Best Answer: The next bit of positive news coming out of Tennessee about Burks’ 2022 will be the first. He’s dealt with conditioning and asthma. That part can be chalked up as “Ja’Marr Chase has a drops problem”-ian patter. But then there is the fact that basically every beat reporter is projecting him to be fighting for the WR3 role and the third or fourth target in a run-first offense. And yet somehow, Woods and Burks are going back-to-back in drafts. Woods is no sure thing to be ready for the start of the season (though his ACL tear was early enough — between Weeks 9 and 10 — that it wouldn’t be a shock), but when he is, he’s the receiver you want in Tennessee and a potential late-round bargain.

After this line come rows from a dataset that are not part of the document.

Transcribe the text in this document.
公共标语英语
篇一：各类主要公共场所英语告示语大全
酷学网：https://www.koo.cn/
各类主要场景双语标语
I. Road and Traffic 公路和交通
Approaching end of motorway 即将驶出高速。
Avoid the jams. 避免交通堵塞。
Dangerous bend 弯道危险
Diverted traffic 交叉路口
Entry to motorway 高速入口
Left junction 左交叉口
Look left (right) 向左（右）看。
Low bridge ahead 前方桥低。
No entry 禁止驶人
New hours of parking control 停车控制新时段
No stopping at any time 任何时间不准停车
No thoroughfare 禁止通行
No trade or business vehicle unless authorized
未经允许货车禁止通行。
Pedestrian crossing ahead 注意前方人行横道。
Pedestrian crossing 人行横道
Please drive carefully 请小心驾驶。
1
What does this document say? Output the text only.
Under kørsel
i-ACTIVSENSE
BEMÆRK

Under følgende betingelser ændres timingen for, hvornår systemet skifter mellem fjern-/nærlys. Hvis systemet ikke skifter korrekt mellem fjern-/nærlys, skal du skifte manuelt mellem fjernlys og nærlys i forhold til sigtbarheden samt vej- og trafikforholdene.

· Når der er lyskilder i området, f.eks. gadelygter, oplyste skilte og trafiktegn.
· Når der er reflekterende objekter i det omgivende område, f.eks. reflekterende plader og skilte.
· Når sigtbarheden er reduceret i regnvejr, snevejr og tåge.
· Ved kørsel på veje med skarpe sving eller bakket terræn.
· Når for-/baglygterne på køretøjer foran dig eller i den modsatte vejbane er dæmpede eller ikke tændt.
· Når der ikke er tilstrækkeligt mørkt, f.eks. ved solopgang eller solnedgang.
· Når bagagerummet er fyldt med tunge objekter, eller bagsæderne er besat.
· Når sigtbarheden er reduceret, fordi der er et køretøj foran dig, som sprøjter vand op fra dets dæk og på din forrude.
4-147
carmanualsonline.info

40. Is Austin Hooper a TE Sleeper?
It was a steady improvement over four years in Atlanta for Austin Hooper, improving each year from 64.1 PPR points to 119.6 to 163.0 to 191.7. He parlayed that into a four-year big-money deal with Cleveland, where he promptly fell into a low-upside committee, barely equaling his 2019 fantasy total in 2020 and 2021 combined. Now in Tennessee, can he regain the fantasy prowess he offered as a Falcon?
Best Answer: Hooper will be the TE1 in Tennessee. We know that. Will that be fantasy valuable? The easy answer is “probably not,” given how much of this offense runs through Derrick Henry and how much Woods/Burks are likely to command. Still, Hooper is essentially free in drafts, and there are no other tight ends available in his range with even the moderate upside he provides. Probably ignore him, but if you are digging deep, I’d rather Hooper than just about any other tight end outside the top 18 or so.